Page MenuHome GnuPG
Create Task
Maniphest T3196

Use symmetric ESK packet
Closed, WontfixPublic
Actions

Description

g10/encrypt.c says:

/* We don't want to use use_seskey yet because older gnupg versions
   can't handle it, and there isn't really any point unless we're
   making a message that can be decrypted by a public key or
   passphrase. */

And indeed, use_seskey is always false. Is it time to revisit that?

Event Timeline

justus created this task.Jun 6 2017, 11:16 AM
werner added a comment.Jun 7 2017, 3:17 PM

Hmm, why do you think this is important? The use cases I can see are

  • You want to encrypt to a second passphrase.
  • You later want to add a public key or another passphrase.

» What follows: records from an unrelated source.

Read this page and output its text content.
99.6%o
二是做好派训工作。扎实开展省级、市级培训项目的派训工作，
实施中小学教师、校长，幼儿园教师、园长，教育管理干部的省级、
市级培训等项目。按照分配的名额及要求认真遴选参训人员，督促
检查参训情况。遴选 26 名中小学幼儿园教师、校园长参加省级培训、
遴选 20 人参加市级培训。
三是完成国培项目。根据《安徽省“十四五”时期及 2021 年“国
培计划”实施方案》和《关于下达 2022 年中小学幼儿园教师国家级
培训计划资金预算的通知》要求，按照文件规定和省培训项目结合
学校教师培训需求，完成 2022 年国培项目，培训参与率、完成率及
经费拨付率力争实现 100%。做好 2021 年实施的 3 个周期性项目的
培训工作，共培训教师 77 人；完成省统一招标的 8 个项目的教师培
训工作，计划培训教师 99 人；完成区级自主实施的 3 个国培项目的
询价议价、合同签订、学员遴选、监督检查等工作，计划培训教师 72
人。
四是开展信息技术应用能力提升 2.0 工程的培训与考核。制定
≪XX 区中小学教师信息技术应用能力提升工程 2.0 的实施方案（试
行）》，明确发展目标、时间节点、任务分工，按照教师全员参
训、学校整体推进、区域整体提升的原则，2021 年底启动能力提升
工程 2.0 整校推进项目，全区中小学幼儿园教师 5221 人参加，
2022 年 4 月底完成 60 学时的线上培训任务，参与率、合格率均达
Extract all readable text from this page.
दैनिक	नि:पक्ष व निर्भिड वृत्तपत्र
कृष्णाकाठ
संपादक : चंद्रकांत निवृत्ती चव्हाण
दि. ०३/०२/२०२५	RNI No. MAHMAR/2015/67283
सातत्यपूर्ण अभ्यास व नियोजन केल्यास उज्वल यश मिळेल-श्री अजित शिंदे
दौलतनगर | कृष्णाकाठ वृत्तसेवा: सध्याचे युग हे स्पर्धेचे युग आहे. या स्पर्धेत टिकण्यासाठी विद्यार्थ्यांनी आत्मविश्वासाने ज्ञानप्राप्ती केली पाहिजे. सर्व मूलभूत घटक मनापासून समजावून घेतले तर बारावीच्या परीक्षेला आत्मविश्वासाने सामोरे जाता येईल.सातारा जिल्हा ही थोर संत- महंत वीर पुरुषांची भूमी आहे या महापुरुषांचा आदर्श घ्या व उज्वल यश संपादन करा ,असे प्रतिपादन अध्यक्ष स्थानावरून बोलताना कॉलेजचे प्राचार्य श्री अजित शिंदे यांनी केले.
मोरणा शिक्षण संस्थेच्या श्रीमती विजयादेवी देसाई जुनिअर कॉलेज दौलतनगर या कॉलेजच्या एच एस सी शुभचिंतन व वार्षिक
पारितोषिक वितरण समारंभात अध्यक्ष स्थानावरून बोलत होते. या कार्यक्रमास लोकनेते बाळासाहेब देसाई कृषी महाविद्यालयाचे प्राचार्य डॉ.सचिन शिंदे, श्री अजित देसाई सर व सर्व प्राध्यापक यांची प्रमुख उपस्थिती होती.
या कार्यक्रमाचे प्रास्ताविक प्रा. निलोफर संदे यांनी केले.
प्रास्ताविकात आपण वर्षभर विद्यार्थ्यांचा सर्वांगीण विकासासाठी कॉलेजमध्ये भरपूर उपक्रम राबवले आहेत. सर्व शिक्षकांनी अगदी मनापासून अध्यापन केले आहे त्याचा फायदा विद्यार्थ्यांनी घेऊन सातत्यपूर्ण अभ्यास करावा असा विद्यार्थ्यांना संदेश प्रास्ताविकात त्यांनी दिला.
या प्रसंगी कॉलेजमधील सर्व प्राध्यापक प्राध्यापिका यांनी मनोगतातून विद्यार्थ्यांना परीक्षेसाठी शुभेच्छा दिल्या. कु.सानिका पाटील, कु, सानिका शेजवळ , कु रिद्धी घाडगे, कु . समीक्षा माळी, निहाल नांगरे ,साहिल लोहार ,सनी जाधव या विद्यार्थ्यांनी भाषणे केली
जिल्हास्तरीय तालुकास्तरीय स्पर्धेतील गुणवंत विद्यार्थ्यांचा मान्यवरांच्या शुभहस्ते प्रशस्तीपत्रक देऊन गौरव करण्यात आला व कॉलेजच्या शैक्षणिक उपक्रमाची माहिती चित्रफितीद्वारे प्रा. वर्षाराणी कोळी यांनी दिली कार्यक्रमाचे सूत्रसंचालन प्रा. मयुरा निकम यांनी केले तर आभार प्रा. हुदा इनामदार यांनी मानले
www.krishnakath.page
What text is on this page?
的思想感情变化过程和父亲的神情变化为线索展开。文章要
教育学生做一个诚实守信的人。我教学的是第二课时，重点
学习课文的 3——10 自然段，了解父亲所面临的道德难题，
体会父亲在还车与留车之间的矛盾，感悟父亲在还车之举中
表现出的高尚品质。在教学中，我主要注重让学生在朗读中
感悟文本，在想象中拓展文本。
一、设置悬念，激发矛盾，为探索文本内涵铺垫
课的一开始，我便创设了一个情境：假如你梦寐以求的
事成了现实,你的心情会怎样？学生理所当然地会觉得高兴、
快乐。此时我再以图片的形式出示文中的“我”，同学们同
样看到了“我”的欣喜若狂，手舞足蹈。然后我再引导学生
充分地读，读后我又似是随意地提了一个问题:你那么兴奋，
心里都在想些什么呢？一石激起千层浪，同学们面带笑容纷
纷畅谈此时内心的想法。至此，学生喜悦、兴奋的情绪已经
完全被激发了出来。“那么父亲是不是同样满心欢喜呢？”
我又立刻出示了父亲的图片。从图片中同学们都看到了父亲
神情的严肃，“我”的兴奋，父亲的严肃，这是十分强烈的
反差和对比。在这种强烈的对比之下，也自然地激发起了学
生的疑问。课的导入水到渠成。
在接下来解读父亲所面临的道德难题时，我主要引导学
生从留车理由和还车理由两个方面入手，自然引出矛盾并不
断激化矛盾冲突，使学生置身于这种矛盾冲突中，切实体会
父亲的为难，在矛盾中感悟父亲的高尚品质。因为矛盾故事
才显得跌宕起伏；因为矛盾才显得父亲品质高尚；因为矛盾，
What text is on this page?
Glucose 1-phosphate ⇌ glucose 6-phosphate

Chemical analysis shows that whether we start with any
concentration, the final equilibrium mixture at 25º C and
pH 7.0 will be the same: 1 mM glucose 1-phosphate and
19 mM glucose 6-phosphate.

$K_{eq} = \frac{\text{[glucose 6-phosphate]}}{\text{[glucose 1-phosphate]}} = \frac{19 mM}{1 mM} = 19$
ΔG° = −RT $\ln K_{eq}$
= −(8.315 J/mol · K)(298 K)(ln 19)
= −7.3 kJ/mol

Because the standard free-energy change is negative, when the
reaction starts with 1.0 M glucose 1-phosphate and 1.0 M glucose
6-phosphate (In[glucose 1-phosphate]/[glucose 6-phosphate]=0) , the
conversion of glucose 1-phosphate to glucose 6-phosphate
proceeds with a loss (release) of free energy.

Both are valid but we should first test which implementations/gnupg versions can handle it.

justus added a comment.Jun 7 2017, 3:42 PM

"werner (Werner Koch)" <noreply@dev.gnupg.org> writes:

Hmm,  why do you think this is important?  The use cases I can see are

I have no idea what it is for, but it looks like a todo from years ago,
so I thought it must have been simply forgotten. Therefore I created
this task.

Justus

justus moved this task from Backlog to Wishlist on the gnupg (gpg22) board.Jun 13 2017, 12:15 PM
werner lowered the priority of this task from Normal to Wishlist.Jun 23 2017, 4:51 PM
werner closed this task as Wontfix.Jul 31 2017, 10:54 AM
werner claimed this task.
werner removed a project: gnupg (gpg22).

It don't think it makes sense to put any work in this. rfc4880bis defines new cipher modes and a new ESK version which would be a good occasion to implement this for the new AEAD mode.